Previous studies have shown evidence of synergy between A. baumannii-specific phages and the beta-lactams imipenem and meropenem., as well as the outer-membrane disrupting agent colistin,, either in vitro or using the Galleria mellonella larvae system. However, our study demonstrates the superiority of a phage-antibiotic combination using a mammalian model, furthering its translational potential. Furthermore, we confirmed that, at least in vitro, ceftazidime and phage øFG02 achieve synergistic, instead of just additive, effects.

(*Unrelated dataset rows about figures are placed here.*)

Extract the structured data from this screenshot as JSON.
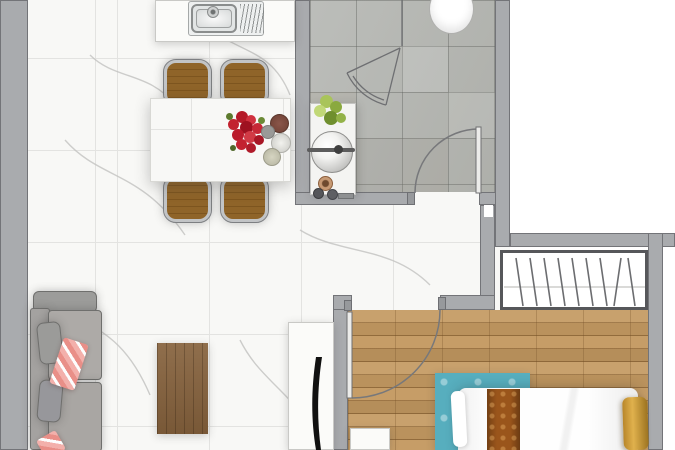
{
  "canvas": {
    "width": 675,
    "height": 450,
    "kind": "apartment-floor-plan-top-view",
    "text_labels": []
  },
  "palette": {
    "outside": "#ffffff",
    "wall_fill": "#a9abae",
    "wall_outline": "#737478",
    "marble_floor": "#f8f8f6",
    "marble_grid": "#e3e3e1",
    "bath_tile": "#b4b6b2",
    "wood_floor": "#c49a62",
    "wood_rug": "#86623d",
    "counter_white": "#fbfbf9",
    "chair_wood": "#8f6429",
    "chrome_trim": "#c2c4c6",
    "sofa_gray": "#a8a5a2",
    "throw_pink": "#efa5a0",
    "flower_red": "#c51f2f",
    "plant_green": "#93b248",
    "teal_rug": "#57aebe",
    "bed_white": "#fdfdfd",
    "runner_brown": "#9a551b",
    "pillow_gold": "#c9972f",
    "tv_black": "#111111"
  },
  "rooms": {
    "kitchen_dining": {
      "floor": "white-marble-tile"
    },
    "bathroom": {
      "floor": "gray-stone-tile"
    },
    "hallway": {
      "floor": "white-marble-tile"
    },
    "bedroom": {
      "floor": "oak-plank"
    }
  },
  "furniture": {
    "kitchen": [
      "counter-with-stainless-sink-and-drainboard",
      "faucet"
    ],
    "dining": [
      "white-table",
      "wood-chairs-x4",
      "red-flower-bouquet",
      "plates-x4"
    ],
    "bathroom": [
      "toilet",
      "corner-shower-with-pivot-door",
      "vanity-counter",
      "round-vessel-basin",
      "potted-plant",
      "toiletry-jars"
    ],
    "living": [
      "gray-sofa",
      "gray-cushions-x2",
      "pink-throws-x2",
      "wood-area-rug",
      "tv-console",
      "tv"
    ],
    "bedroom": [
      "wardrobe-with-hanger-symbols",
      "double-bed-white-linen",
      "brown-bed-runner",
      "gold-pillow",
      "teal-damask-rug",
      "white-nightstand"
    ],
    "doors": [
      "bathroom-swing-door",
      "bedroom-swing-door"
    ]
  }
}
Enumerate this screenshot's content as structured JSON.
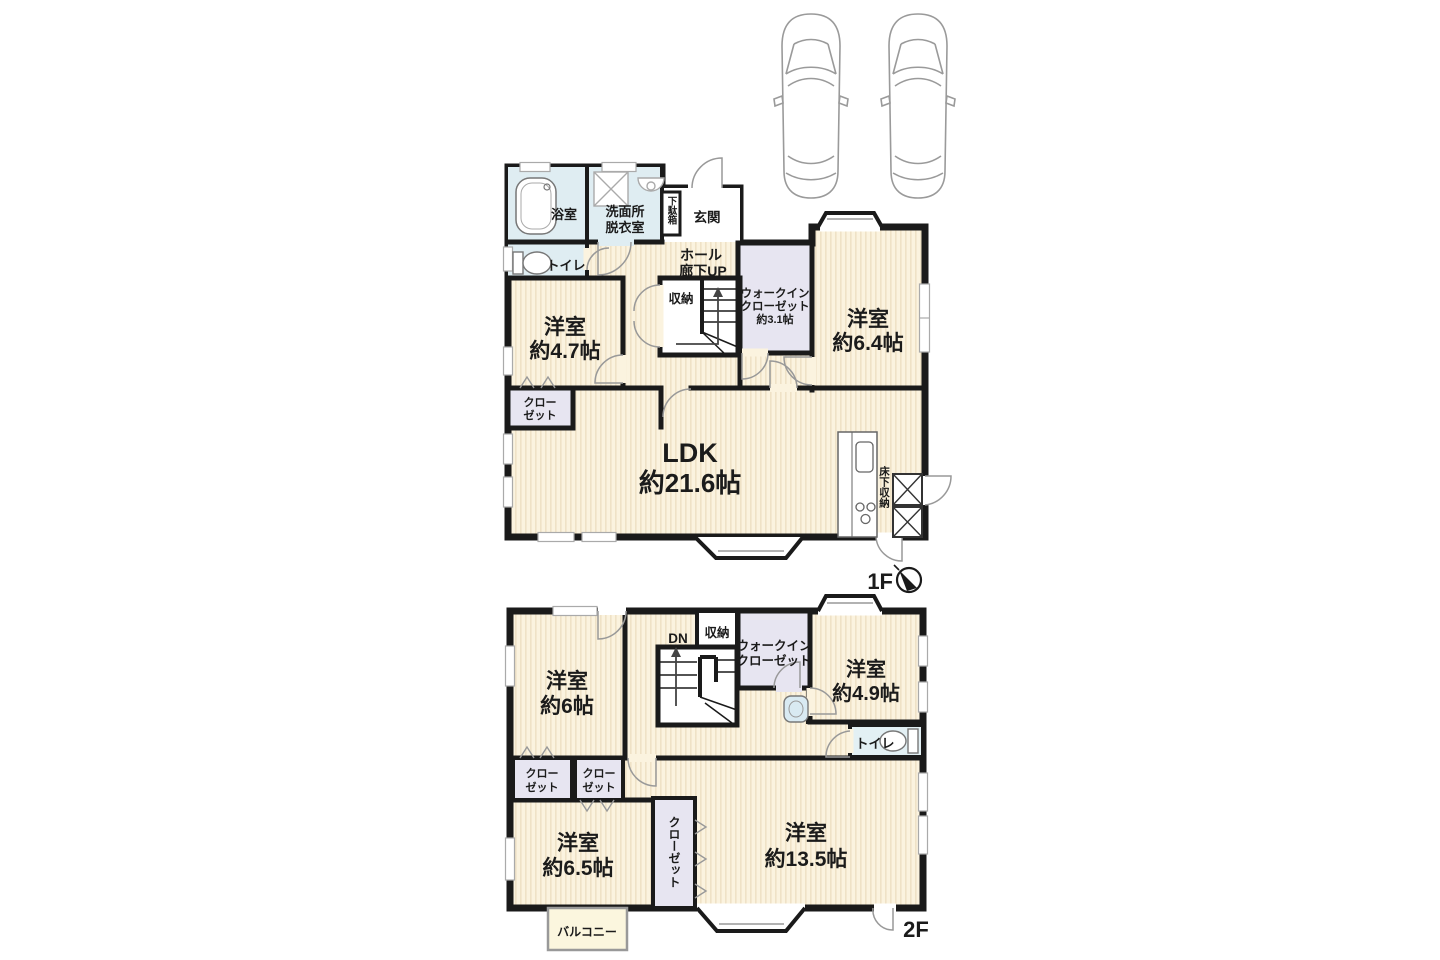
{
  "colors": {
    "wall": "#1a1a1a",
    "room_cream": "#FBF3DF",
    "room_stripe": "#EFE2C6",
    "closet_lavender": "#E7E5F1",
    "wet_area_blue": "#DFEDF2",
    "fixture_gray": "#999999",
    "balcony_fill": "#FBF6DE"
  },
  "f1": {
    "floor_label": "1F",
    "bath": "浴室",
    "washroom_line1": "洗面所",
    "washroom_line2": "脱衣室",
    "shoebox": "下駄箱",
    "entrance": "玄関",
    "toilet": "トイレ",
    "hall_line1": "ホール",
    "hall_line2": "廊下UP",
    "storage": "収納",
    "wic_line1": "ウォークイン",
    "wic_line2": "クローゼット",
    "wic_line3": "約3.1帖",
    "room64_line1": "洋室",
    "room64_line2": "約6.4帖",
    "room47_line1": "洋室",
    "room47_line2": "約4.7帖",
    "closet_line1": "クロー",
    "closet_line2": "ゼット",
    "ldk_line1": "LDK",
    "ldk_line2": "約21.6帖",
    "floor_storage": "床下収納"
  },
  "f2": {
    "floor_label": "2F",
    "dn": "DN",
    "storage": "収納",
    "wic_line1": "ウォークイン",
    "wic_line2": "クローゼット",
    "room6_line1": "洋室",
    "room6_line2": "約6帖",
    "room49_line1": "洋室",
    "room49_line2": "約4.9帖",
    "toilet": "トイレ",
    "closet_a_line1": "クロー",
    "closet_a_line2": "ゼット",
    "closet_b_line1": "クロー",
    "closet_b_line2": "ゼット",
    "room65_line1": "洋室",
    "room65_line2": "約6.5帖",
    "closet_tall": "クローゼット",
    "room135_line1": "洋室",
    "room135_line2": "約13.5帖",
    "balcony": "バルコニー"
  }
}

Further research in the field will surely lead to the discovery of innovative uses of combination therapies using phages, rather than proposing phages as a substitute to antibiotics. As an example, in the reviewed clinical cases of phage therapy use against A. baumannii, the patients received-at least for a brief period-phages and antibiotics simultaneously17, 18, 19, 20, 21; and in at least one of those cases, therapeutic synergy may have contributed to the patient's favourable outcome. In fact, it is reasonable to believe that the translation of phage therapy into widespread clinical use could be spearheaded by the use of phage-antibiotic combinations. In this study, we have provided insights that further advance the development of combination-based therapeutic approaches using phages against the top priority pathogen A. baumannii.

Contributors

F.G.A., A.Y.P. and J.J.B. conceived the study. F.G.A., and X.K. performed in vivo experiments. F.G.A. performed characterisation of phage-resistant mutants and in vitro synergy testing. D.S. led the bioinformatic analyses, with F.G.A. providing further input. D.K. performed scanning electron microscopy. A.Y.P. and J.J.B. provided resources for experimental work. A.Y.P. and J.J.B. supervised and funded the project. F.G.A. wrote the original draft, with J.J.B. providing further feedback and editing. Underlying data has been verified by F.G.A., X.K., and J.J.B. (in vivo experiments), F.G.A., D.S., and J.J.B. (bioinformatics), and F.G.A., and J.J.B. (in vitro experiments). All authors were involved in reviewing and editing the final manuscript.

Data sharing statement

Sequencing data are available with the NCBI BioProject accession number: PRJNA608808. This work did not involve the creation of novel code for bioinformatics analyses. All the used software is freely accessible and appropriately referenced. Raw data from all experiments are available upon reasonable request.

Declaration of interests

The authors declare no competing interests.